Among them was Michael Wheatley, a fugitive armed robber nicknamed the Skullcracker. Grayling announced that he was “tearing up the system as it exists at the moment” in the wake of a spate of cases of absconding prisoners similar to that of Wheatley. In one case, a convicted murderer, Arnold Pickering, went on the run for a third time.
Grayling introduced his absconder policy last May having announced that the government was “tearing up the system as it exists at the moment”. At the time Grayling vowed: “If people break the rules, if they abscond, if they stick two fingers up at the system, there should be consequences. Those prisoners should be placed back in closed conditions, and those prisoners will be once they have been recaptured.”
But two senior judges in London have ruled that excluding transfers save in exceptional circumstances for prisoners “with a history of abscond, escape or serious ROTL failure” is inconsistent with his own directions to the parole board. He pledged to close the loophole that allowed prisoners who had absconded while on temporary release from an open prison to remain in open conditions once they had been recaptured.
The longstanding directions state that a phased release from closed to open prison is necessary for most inmates serving indeterminate sentences “in order to test the prisoner’s readiness for release into the community”. The justice secretary rushed in the ban despite protests from prison governors and the Prison Reform Trust, who said the temporary release failure rate was only 0.06%. They argued that the reduction in temporary release failures had been one of the prison system’s successes in recent years.

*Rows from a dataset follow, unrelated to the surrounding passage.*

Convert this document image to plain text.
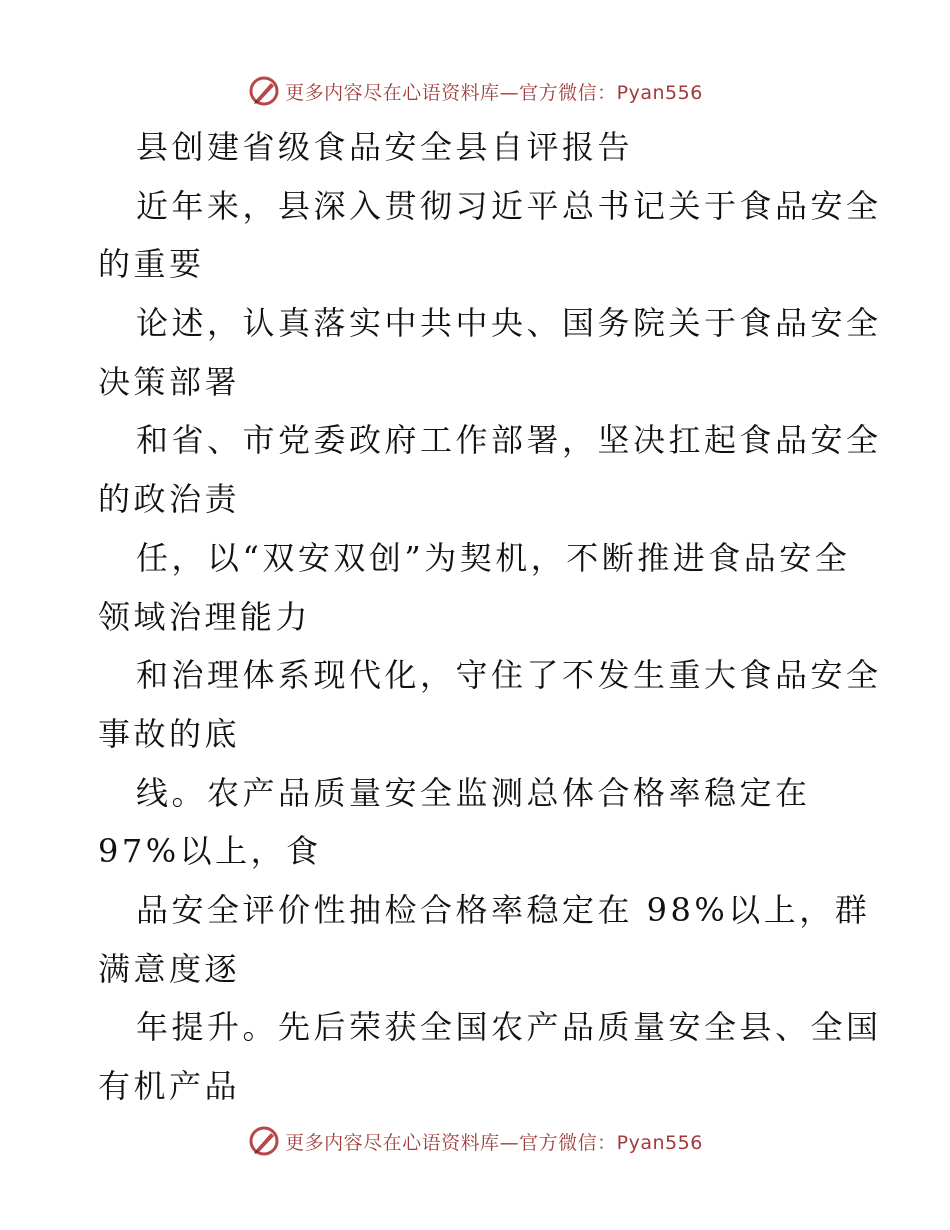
更多内容尽在心语资料库—官方微信：Pyan556
县创建省级食品安全县自评报告
近年来，县深入贯彻习近平总书记关于食品安全
的重要
论述，认真落实中共中央、国务院关于食品安全
决策部署
和省、市党委政府工作部署，坚决扛起食品安全
的政治责
任，以“双安双创”为契机，不断推进食品安全
领域治理能力
和治理体系现代化，守住了不发生重大食品安全
事故的底
线。农产品质量安全监测总体合格率稳定在
97%以上，食
品安全评价性抽检合格率稳定在 98%以上，群
满意度逐
年提升。先后荣获全国农产品质量安全县、全国
有机产品
更多内容尽在心语资料库—官方微信：Pyan556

Lord Justice Bean, sitting with Mr Justice Mitting, gave the justice secretary permission to appeal against the court’s ruling. The high court case was brought on behalf of a prisoner, John Gilbert, who found himself being banned from open prisons after he failed to return to HMP Stanford Hill, Sussex, from temporary day release on a Sunday evening after missing his last train. He handed himself in at a police station the next morning.
The two judges declared the ban unlawful, saying that Grayling’s hastily introduced policy was at odds with his own official directions to the parole board. These require most inmates serving indeterminate sentences to go through a phased release from closed to open prisons “in order to test their readiness for release into the community”.
The judges said the inconsistency between Grayling’s new absconder policy and his long-standing directions to the parole board was “irrational”.
They also said they were “not impressed” with Grayling’s claim that since the ban and the parole board directions had both been issued by him, he had the power to ignore or contradict them at will. “So long as they remain in force … he cannot lawfully tell the board to ignore them or his officials to frustrate them,” the judges said in their ruling. The justice secretary was given permission to appeal against the ruling.
The Prisoners’ Advice Service, who represented the prisoner who brought the case, said: “The so-called ‘absconder policy’ was introduced as a knee-jerk reaction to negative press reports without adequate consideration for other existing policies or its impact on the prisoners whose progression to open conditions was abruptly prevented.”